Data Science Studio has advanced support for the following databases :
- PostgreSQL 9.x
- HP Vertica
- EMC Greenplum
- Amazon Redshift
- Microsoft SQL Server
- SAP HANA
- IBM Netezza
- Google Bigquery
In addition, Data Science Studio can connect to any database that provides a JDBC driver.
For databases not listed here, some features might not work, especially writing to the database.
Before you try to connect to a database, make sure that the proper JDBC driver for it is installed. For information on how to install JDBC drivers, see Installing database drivers.
The first step to work with SQL databases is to create a connection to your SQL database.
- Go to the Administration > Connection page.
- Click “New connection” and select your database type.
- Enter the requested connection parameters. For more information about the parameters required see connecting to data
- Enter a name for your connection.
- Once the parameters are filled in, Data Science Studio automatically attempts to connect to the database, and gives you feedback on whether the attempt was successful.
- Save your connection.
SQL table datasets are the simplest form of interaction with SQL databases. To create an external SQL table dataset, you simply need to choose the connection, the table, and you’re all set. The content of the table is now a dataset.
- Go to Datasets, click New > Your database type
- Select a connection.
- Make sure the « Read a database table » radio is selected.
- Click on “Get tables list”
- DSS connects to your database and retrieves the available tables.
- Select your table.
- Click the “Test table” button.
- DSS shows a preview of the contents.
- You can now save your dataset
You cannot edit the schema of an external SQL table dataset. The names of the columns are provided by the database engine.
On an external dataset, Data Science Studio chooses to preferably trust the content of the data.
If you need to edit the names of the columns for further processing, you can for example use a data preparation recipe.
When creating an external MySQL table dataset, upcast the types of the columns with unsigned integer types in the dataset schema, so that DSS’s representation covers the full range of the values in these columns (use ‘smallint’ for ‘tinyint unsigned’, ‘int’ for ‘smallint unsigned’, ‘bigint’ for ‘int unsigned’). As MySQL silently casts unsigned values to signed ones in queries, and DSS treats integer types as signed, it is advised to avoid unsigned integers.
A SQL dataset can also be defined by a custom query. The results of the query become the rows of the dataset. This allows you to create a « virtual dataset », without having to materialize the rows (for example, if the query joins several tables).
A SQL query database is read-only. You cannot « write » to a SQL query.
Data Science Studio does not automatically test SQL queries, as they can be very expensive. You need to manually click the « Test query » button
Managed datasets can be created on SQL databases. Only “table” datasets can be managed (it makes no sense to « write » on a SQL query dataset).
You can create a managed SQL dataset :
- By clicking on the « Managed dataset » button in the New Dataset page.
- By creating a new managed dataset as output of a recipe.
When you create a managed SQL dataset, you start by selecting the connection in which it gets written.
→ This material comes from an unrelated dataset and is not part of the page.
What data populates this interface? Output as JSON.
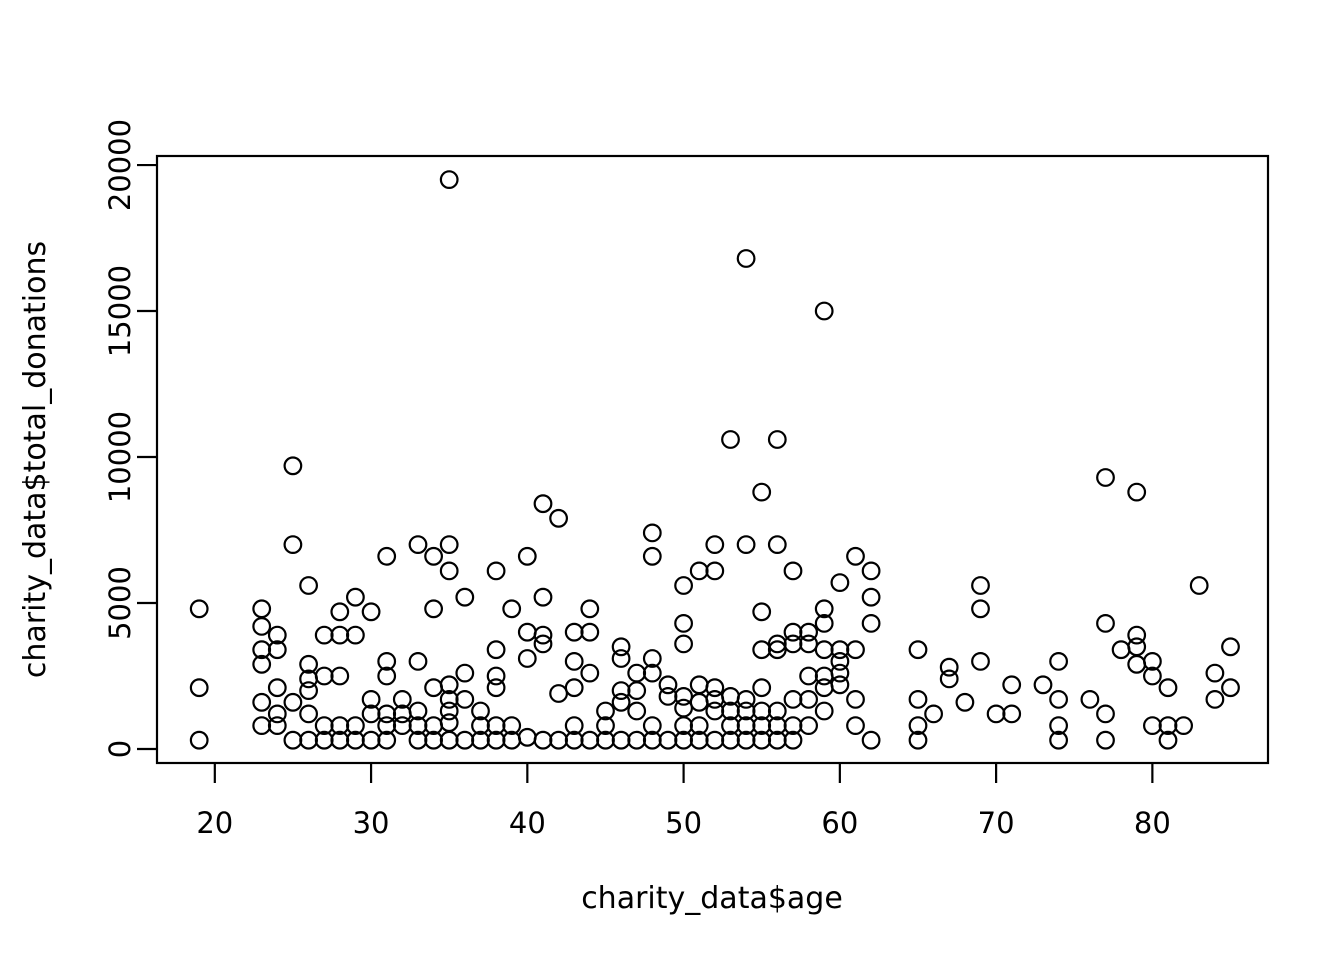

A table name is automatically selected based on the name of the SQL dataset. You can change it. A managed SQL dataset can target either an existing table or a non-existing one.
When you click the « Test » button, Data Science Studio checks if the table exists in the database :
If it does not exist, you have the ability to create it. It is generally not mandatory to create the table at this point, as the recipes that might require it will automatically create it if it does not exist.
- If the table exists, Data Science Studio automatically checks its schema. If the schema of the table and the schema of the dataset do not match, Data Science Studio emits a warning and proposes some fixes
- Drop the table (so it will be recreated with the dataset schema)
- Override the dataset schema with the current schema of the table.
- You can write code recipes that create datasets using the results of a SQL query on existing SQL datasets. See SQL recipes for more information about SQL recipes.
- You can also use the SQL Notebook for interactive querying.